For simplicity, we create an transition model with random transition probabilities between states:


In [18]:
import itertools as it

num_states = 1000

# define state indices
from_states = []
to_states = []
# define transitions
for from_state, to_state in it.product(range(num_states), range(num_states)):
    from_states.append(from_state)
    to_states.append(to_state)
# define a probability distribution
density = np.random.uniform(low=0.0, high=1.0, size=num_states)
density /= np.sum(density)
# define transition probabilities
transition_probabilities = np.tile(density, num_states)

tm = schimmel.TransitionModel.from_dense(to_states, from_states, transition_probabilities)
tm.num_transitions


Out[18]:
1000000

Create an appropriate observation model:

For simplicity, we create an observation model which returns random numbers as observations:


In [19]:
class RandomObservationModel(schimmel.ObservationModel):
    def compute_log_densities(self, observations):
        """
        Return random observation desities.
 
        :param observations: observations
        :return:             log densities as a 2D numpy array with the number
                             of rows being equal to the number of observations
                             and the columns representing the different
                             observation log probability densities. The type
                             must be np.float.
        """
        return np.random.rand(len(observations), len(self.pointers))
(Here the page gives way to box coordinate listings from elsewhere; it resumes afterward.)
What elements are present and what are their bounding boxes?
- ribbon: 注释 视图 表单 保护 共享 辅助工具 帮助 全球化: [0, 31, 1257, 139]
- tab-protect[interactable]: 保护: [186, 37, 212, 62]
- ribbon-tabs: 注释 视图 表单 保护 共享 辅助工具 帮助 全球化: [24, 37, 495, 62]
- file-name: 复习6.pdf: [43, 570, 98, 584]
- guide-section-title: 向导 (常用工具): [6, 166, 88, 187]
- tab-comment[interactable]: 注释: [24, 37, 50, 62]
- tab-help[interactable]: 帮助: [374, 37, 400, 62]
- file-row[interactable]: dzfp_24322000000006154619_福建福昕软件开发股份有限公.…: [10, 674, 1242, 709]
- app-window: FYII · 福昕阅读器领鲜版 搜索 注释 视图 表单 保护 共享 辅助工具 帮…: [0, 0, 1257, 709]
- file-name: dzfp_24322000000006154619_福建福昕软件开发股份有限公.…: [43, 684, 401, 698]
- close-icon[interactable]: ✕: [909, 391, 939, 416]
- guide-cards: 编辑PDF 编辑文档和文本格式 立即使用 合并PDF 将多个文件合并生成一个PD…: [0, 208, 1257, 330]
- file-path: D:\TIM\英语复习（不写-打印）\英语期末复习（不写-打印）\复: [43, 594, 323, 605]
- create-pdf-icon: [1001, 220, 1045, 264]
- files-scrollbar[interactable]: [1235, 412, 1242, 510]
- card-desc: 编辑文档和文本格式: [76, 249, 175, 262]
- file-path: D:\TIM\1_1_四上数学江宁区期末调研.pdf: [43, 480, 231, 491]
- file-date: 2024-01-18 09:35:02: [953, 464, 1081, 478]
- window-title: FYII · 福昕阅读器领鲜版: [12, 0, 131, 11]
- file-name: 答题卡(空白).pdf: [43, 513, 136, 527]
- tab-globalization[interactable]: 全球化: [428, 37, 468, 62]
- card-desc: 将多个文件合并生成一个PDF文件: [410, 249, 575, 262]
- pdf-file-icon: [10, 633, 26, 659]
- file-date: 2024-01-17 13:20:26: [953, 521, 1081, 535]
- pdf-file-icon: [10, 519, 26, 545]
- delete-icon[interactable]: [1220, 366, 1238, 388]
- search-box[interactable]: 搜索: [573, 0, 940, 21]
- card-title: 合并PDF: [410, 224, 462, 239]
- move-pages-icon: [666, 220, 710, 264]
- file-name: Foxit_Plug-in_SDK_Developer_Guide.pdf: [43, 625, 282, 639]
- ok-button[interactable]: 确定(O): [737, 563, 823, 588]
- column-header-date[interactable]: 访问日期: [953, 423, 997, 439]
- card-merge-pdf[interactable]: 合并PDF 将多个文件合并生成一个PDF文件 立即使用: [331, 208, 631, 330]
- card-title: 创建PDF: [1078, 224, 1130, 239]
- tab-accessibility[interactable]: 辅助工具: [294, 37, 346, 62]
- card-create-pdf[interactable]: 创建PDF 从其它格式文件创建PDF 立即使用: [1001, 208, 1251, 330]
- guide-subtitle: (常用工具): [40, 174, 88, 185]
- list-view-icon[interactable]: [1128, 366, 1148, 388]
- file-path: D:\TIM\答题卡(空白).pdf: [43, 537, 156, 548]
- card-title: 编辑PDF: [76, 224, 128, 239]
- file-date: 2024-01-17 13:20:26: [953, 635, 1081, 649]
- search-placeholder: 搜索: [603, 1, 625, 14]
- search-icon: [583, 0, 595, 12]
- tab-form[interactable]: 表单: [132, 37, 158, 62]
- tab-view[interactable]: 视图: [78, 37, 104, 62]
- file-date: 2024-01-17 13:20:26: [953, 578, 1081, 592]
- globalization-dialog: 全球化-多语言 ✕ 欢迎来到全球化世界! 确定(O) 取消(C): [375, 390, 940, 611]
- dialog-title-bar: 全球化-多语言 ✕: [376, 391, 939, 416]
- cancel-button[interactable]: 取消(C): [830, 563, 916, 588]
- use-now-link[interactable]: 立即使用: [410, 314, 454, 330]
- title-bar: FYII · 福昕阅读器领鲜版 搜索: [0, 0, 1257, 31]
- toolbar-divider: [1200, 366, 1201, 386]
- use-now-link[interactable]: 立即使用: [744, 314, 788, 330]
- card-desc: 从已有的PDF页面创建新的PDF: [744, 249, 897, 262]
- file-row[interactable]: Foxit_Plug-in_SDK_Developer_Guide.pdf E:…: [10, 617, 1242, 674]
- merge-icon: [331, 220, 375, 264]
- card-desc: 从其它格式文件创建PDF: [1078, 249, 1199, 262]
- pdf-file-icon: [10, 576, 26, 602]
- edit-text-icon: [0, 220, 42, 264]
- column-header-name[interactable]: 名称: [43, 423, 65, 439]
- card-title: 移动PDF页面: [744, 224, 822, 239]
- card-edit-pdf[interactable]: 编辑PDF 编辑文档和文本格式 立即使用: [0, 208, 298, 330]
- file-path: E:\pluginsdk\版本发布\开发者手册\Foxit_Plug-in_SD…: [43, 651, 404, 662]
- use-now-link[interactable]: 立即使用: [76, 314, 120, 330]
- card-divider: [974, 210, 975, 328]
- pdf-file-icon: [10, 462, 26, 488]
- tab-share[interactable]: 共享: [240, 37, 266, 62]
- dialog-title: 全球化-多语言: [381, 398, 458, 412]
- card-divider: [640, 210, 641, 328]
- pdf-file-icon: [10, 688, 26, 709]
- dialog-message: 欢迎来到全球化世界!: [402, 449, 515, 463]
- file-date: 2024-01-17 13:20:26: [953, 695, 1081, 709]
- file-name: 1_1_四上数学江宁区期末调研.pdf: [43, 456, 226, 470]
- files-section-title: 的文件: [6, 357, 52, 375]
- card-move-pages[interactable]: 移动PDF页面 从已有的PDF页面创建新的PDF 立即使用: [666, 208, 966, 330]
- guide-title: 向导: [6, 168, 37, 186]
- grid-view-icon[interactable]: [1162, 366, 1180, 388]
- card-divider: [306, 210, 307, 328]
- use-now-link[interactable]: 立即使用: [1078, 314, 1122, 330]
om = RandomObservationModel(np.arange(tm.num_states, dtype=np.uint32))

In [20]:
%timeit om.compute_log_densities(np.zeros(2000))


10 loops, best of 3: 17.4 ms per loop

Create two HMMs, one for sequential decoding, one for parallel decoding:


In [21]:
initial = np.random.rand(num_states)

In [22]:
random_hmm = schimmel.HMM(tm, om, initial, num_threads=1)
random_parallel_hmm = schimmel.HMM(tm, om, initial, num_threads=4)

In [23]:
%timeit random_hmm.viterbi(np.zeros(2000))
%timeit random_parallel_hmm.viterbi(np.zeros(2000))


1 loops, best of 3: 2.11 s per loop
1 loops, best of 3: 1.2 s per loop

If the model has enough states and transitions, parallel processing helps.